As a journal Author, you have rights for a large range of uses of your article, including use by your employing institute or company. These Author rights can be exercised without the need to obtain specific permission. 

Authors publishing in Parole: Journal of Linguistics and Education have wide rights to use their works for teaching and scholarly purposes without needing to seek permission, including: use for classroom teaching by Author or Author's institutionand presentation at a meeting or conference and distributing copies to attendees; use for internal training by author's company; distribution to colleagues for their reseearch use; use in a subsequent compilation of the author's works; inclusion in a thesis or dissertation; reuse of portions or extrcats from the article in other works (with full acknowledgement of final article); preparation of derivative works (other than commercial purposes) (with full acknowledgement of final article); voluntary posting on open web sites operated by author or author’s institution for scholarly purposes (follow CC by SA License).
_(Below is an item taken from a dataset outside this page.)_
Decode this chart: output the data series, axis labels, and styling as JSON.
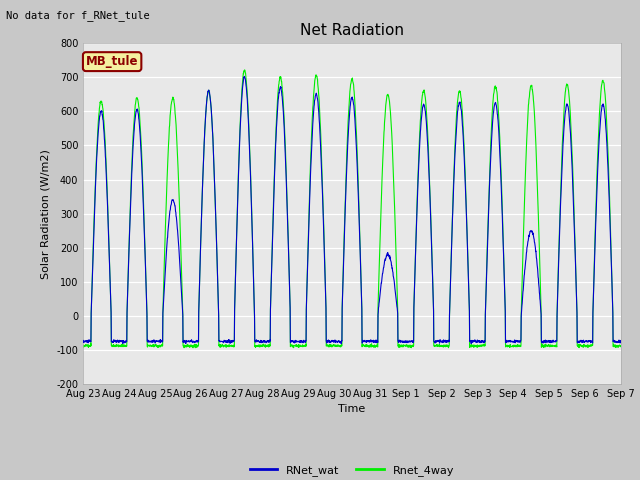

Authors and readers can copy and redistribute the material in any medium or format, as well as remix, transform, and build upon the material for any purpose, even commercially, but they must give appropriate credit (cite to the article or content), provide a link to the license, and indicate if changes were made. If you remix, transform or build upon the material, you must distribute your contributions under the same license as the original.